Figure 1.

Foxp2-R552H Mutant Mice

(A) Allelic series for mouse Foxp2. Mutations from gene-driven ENU mutagenesis screens are shown above a schematic of the murine Foxp2 locus, spanning more than 500 kb of genomic DNA. Superimposed are FOXP2 point mutations found in humans with speech and language disorders. Asterisk indicates the KE family mutation. Murine Foxp2 is one amino acid shorter than human FOXP2 because of a shorter polyglutamine tract (Q9 instead of Q10); hence, R552H in mice corresponds to R553H in humans.

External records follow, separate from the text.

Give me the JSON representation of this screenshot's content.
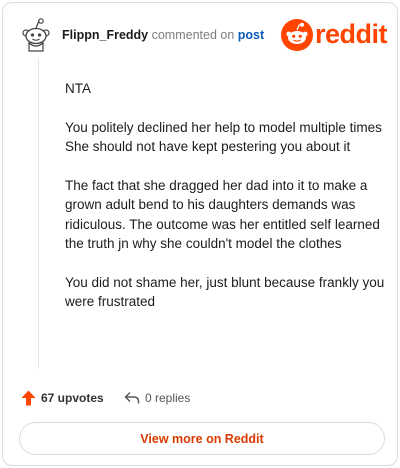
{
  "comment": {
    "username": "Flippn_Freddy",
    "action": "commented on",
    "target": "post",
    "paragraphs": [
      "NTA",
      "You politely declined her help to model multiple times She should not have kept pestering you about it",
      "The fact that she dragged her dad into it to make a grown adult bend to his daughters demands was ridiculous. The outcome was her entitled self learned the truth jn why she couldn't model the clothes",
      "You did not shame her, just blunt because frankly you were frustrated"
    ]
  },
  "brand": {
    "name": "reddit",
    "color": "#ff4500"
  },
  "footer": {
    "upvotes": "67 upvotes",
    "replies": "0 replies",
    "view_more": "View more on Reddit"
  },
  "icons": {
    "avatar": "snoo-avatar-icon",
    "logo": "reddit-snoo-icon",
    "upvote": "upvote-arrow-icon",
    "reply": "reply-arrow-icon"
  }
}
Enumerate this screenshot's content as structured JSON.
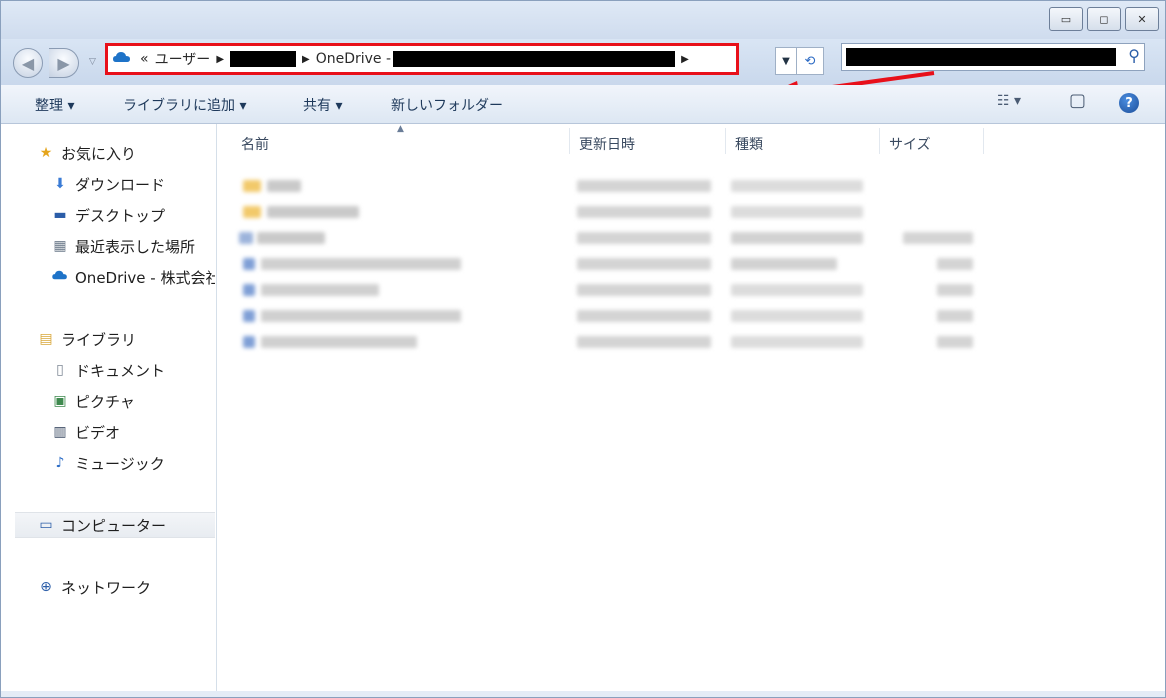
{
  "window": {
    "controls": [
      "minimize",
      "maximize",
      "close"
    ],
    "control_glyphs": [
      "▭",
      "◻",
      "✕"
    ]
  },
  "nav": {
    "back_glyph": "◀",
    "forward_glyph": "▶",
    "dropdown_glyph": "▽"
  },
  "address": {
    "icon": "onedrive-cloud-icon",
    "overflow": "«",
    "crumb1": "ユーザー",
    "crumb3": "OneDrive -",
    "separator": "▶"
  },
  "toolbar": {
    "organize": "整理 ▾",
    "add_to_library": "ライブラリに追加 ▾",
    "share": "共有 ▾",
    "new_folder": "新しいフォルダー",
    "views_glyph": "☷ ▾",
    "preview_glyph": "▢",
    "help_glyph": "?"
  },
  "sidebar": {
    "favorites": {
      "icon": "star-icon",
      "label": "お気に入り"
    },
    "fav_items": [
      {
        "icon": "downloads-icon",
        "label": "ダウンロード"
      },
      {
        "icon": "desktop-icon",
        "label": "デスクトップ"
      },
      {
        "icon": "recent-places-icon",
        "label": "最近表示した場所"
      },
      {
        "icon": "onedrive-icon",
        "label": "OneDrive - 株式会社"
      }
    ],
    "libraries": {
      "icon": "library-icon",
      "label": "ライブラリ"
    },
    "lib_items": [
      {
        "icon": "documents-icon",
        "label": "ドキュメント"
      },
      {
        "icon": "pictures-icon",
        "label": "ピクチャ"
      },
      {
        "icon": "videos-icon",
        "label": "ビデオ"
      },
      {
        "icon": "music-icon",
        "label": "ミュージック"
      }
    ],
    "computer": {
      "icon": "computer-icon",
      "label": "コンピューター"
    },
    "network": {
      "icon": "network-icon",
      "label": "ネットワーク"
    }
  },
  "columns": {
    "name": "名前",
    "modified": "更新日時",
    "type": "種類",
    "size": "サイズ"
  },
  "colors": {
    "highlight_border": "#e8101a",
    "folder": "#f2c96a",
    "file": "#7f9fd6"
  }
}
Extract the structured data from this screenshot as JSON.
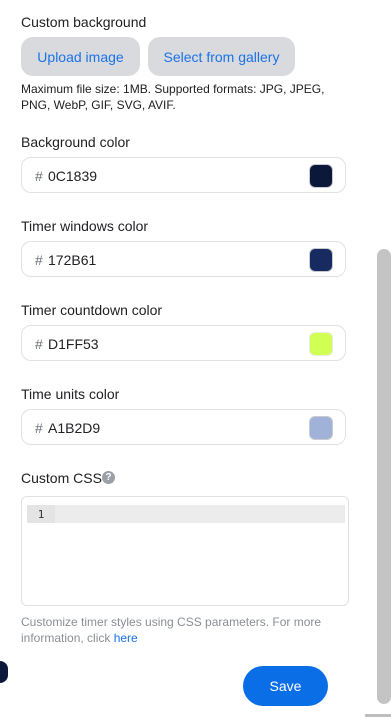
{
  "custom_background": {
    "label": "Custom background",
    "upload_label": "Upload image",
    "gallery_label": "Select from gallery",
    "hint": "Maximum file size: 1MB. Supported formats: JPG, JPEG, PNG, WebP, GIF, SVG, AVIF."
  },
  "colors": {
    "hash_symbol": "#",
    "background": {
      "label": "Background color",
      "value": "0C1839",
      "swatch": "#0C1839"
    },
    "timer_windows": {
      "label": "Timer windows color",
      "value": "172B61",
      "swatch": "#172B61"
    },
    "timer_countdown": {
      "label": "Timer countdown color",
      "value": "D1FF53",
      "swatch": "#D1FF53"
    },
    "time_units": {
      "label": "Time units color",
      "value": "A1B2D9",
      "swatch": "#A1B2D9"
    }
  },
  "custom_css": {
    "label": "Custom CSS",
    "help_glyph": "?",
    "line_number": "1",
    "help_text": "Customize timer styles using CSS parameters. For more information, click ",
    "link_text": "here"
  },
  "save_label": "Save",
  "icons": [
    "help-icon"
  ]
}
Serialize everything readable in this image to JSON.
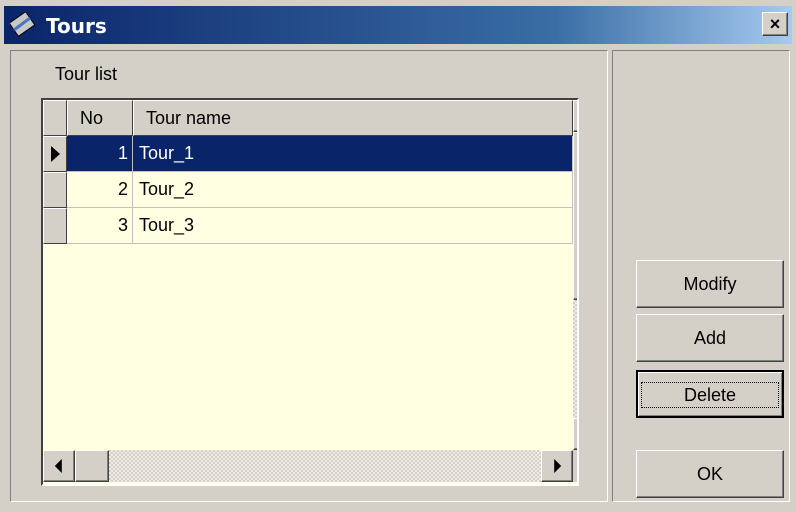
{
  "window": {
    "title": "Tours",
    "close_label": "×"
  },
  "tour_list": {
    "label": "Tour list",
    "columns": [
      "No",
      "Tour name"
    ],
    "rows": [
      {
        "no": "1",
        "name": "Tour_1",
        "selected": true
      },
      {
        "no": "2",
        "name": "Tour_2",
        "selected": false
      },
      {
        "no": "3",
        "name": "Tour_3",
        "selected": false
      }
    ]
  },
  "buttons": {
    "modify": "Modify",
    "add": "Add",
    "delete": "Delete",
    "ok": "OK"
  },
  "colors": {
    "selection": "#0a246a",
    "grid_background": "#ffffe1",
    "face": "#d4d0c8"
  }
}
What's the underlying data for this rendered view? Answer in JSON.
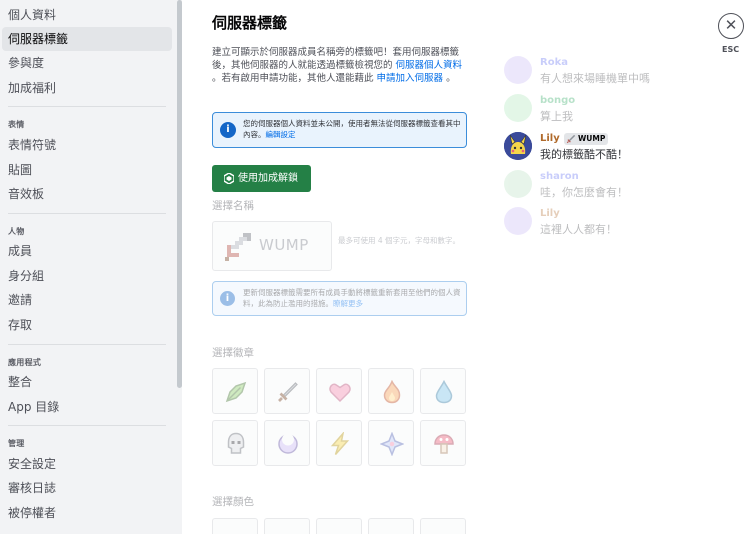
{
  "sidebar": {
    "items_top": [
      {
        "label": "個人資料"
      },
      {
        "label": "伺服器標籤"
      },
      {
        "label": "參與度"
      },
      {
        "label": "加成福利"
      }
    ],
    "section_emoji": {
      "header": "表情",
      "items": [
        {
          "label": "表情符號"
        },
        {
          "label": "貼圖"
        },
        {
          "label": "音效板"
        }
      ]
    },
    "section_people": {
      "header": "人物",
      "items": [
        {
          "label": "成員"
        },
        {
          "label": "身分組"
        },
        {
          "label": "邀請"
        },
        {
          "label": "存取"
        }
      ]
    },
    "section_apps": {
      "header": "應用程式",
      "items": [
        {
          "label": "整合"
        },
        {
          "label": "App 目錄"
        }
      ]
    },
    "section_mod": {
      "header": "管理",
      "items": [
        {
          "label": "安全設定"
        },
        {
          "label": "審核日誌"
        },
        {
          "label": "被停權者"
        }
      ]
    }
  },
  "main": {
    "title": "伺服器標籤",
    "description": {
      "part1": "建立可顯示於伺服器成員名稱旁的標籤吧！套用伺服器標籤後，其他伺服器的人就能透過標籤檢視您的",
      "link1": "伺服器個人資料",
      "part2": "。若有啟用申請功能，其他人還能藉此",
      "link2": "申請加入伺服器",
      "part3": "。"
    },
    "notice": {
      "text": "您的伺服器個人資料並未公開，使用者無法從伺服器標籤查看其中內容。",
      "link": "編輯設定"
    },
    "boost_button": "使用加成解鎖",
    "choose_name_label": "選擇名稱",
    "tag_value": "WUMP",
    "tag_hint": "最多可使用 4 個字元，字母和數字。",
    "notice2": {
      "text": "更新伺服器標籤需要所有成員手動將標籤重新套用至他們的個人資料，此為防止濫用的措施。",
      "link": "瞭解更多"
    },
    "choose_badge_label": "選擇徽章",
    "choose_color_label": "選擇顏色",
    "badges": [
      "leaf-icon",
      "sword-icon",
      "heart-icon",
      "fire-icon",
      "water-drop-icon",
      "skull-icon",
      "moon-icon",
      "lightning-icon",
      "sparkle-icon",
      "mushroom-icon"
    ]
  },
  "preview": {
    "messages": [
      {
        "name": "Roka",
        "text": "有人想來場睡機單中嗎",
        "color": "#5865f2"
      },
      {
        "name": "bongo",
        "text": "算上我",
        "color": "#23a55a"
      },
      {
        "name": "Lily",
        "tag": "WUMP",
        "text": "我的標籤酷不酷！",
        "color": "#b06a2b"
      },
      {
        "name": "sharon",
        "text": "哇，你怎麼會有！",
        "color": "#5865f2"
      },
      {
        "name": "Lily",
        "text": "這裡人人都有！",
        "color": "#b06a2b"
      }
    ]
  },
  "close": {
    "label": "ESC"
  },
  "colors": {
    "accent_green": "#248046",
    "link_blue": "#006ce7",
    "sidebar_bg": "#f2f3f5"
  }
}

(B) Time course of postnatal bodyweight development. Homozygous R552H mice (n = 5) show a strongly reduced weight gain, despite feeding normally and receiving similar maternal care to littermates. Development of heterozygotes (n = 13) is indistinguishable from that of wild-type littermates (n = 8) (mean ± standard error of the mean [SEM]).

(C) Postnatal righting-reflex development. Homozygous R552H mice (n = 8) display a significantly delayed righting reflex. Heterozygotes (n = 15) are indistinguishable from wild-type littermates (n = 4) (mean ± SEM).

(D) Cerebellar morphology at postnatal day 21 in wild-type (top row), heterozygous (middle), and homozygous R552H mice (bottom). Homozygotes display reduced cerebellar size (left-hand column) and foliation deficits in hemispheres and vermis (middle columns, cresyl violet staining). Nevertheless, Purkinje cells are aligned in a monolayer (right-hand column) as revealed by anti-calbindin immunohistochemistry (red) and DAPI nuclear staining (blue). Heterozygotes show no detectable alterations in cerebellar size, foliation, or layering. Vermis lobules are labeled III-X; hemispheric lobules are anterior (A), simplex (S), crus I (cI), crus II (cII), paramedian (PM), and pyramidis (P). All photographs taken at the same magnification. Concordant findings from other mutations of the allelic series are shown in Figures S1–S4.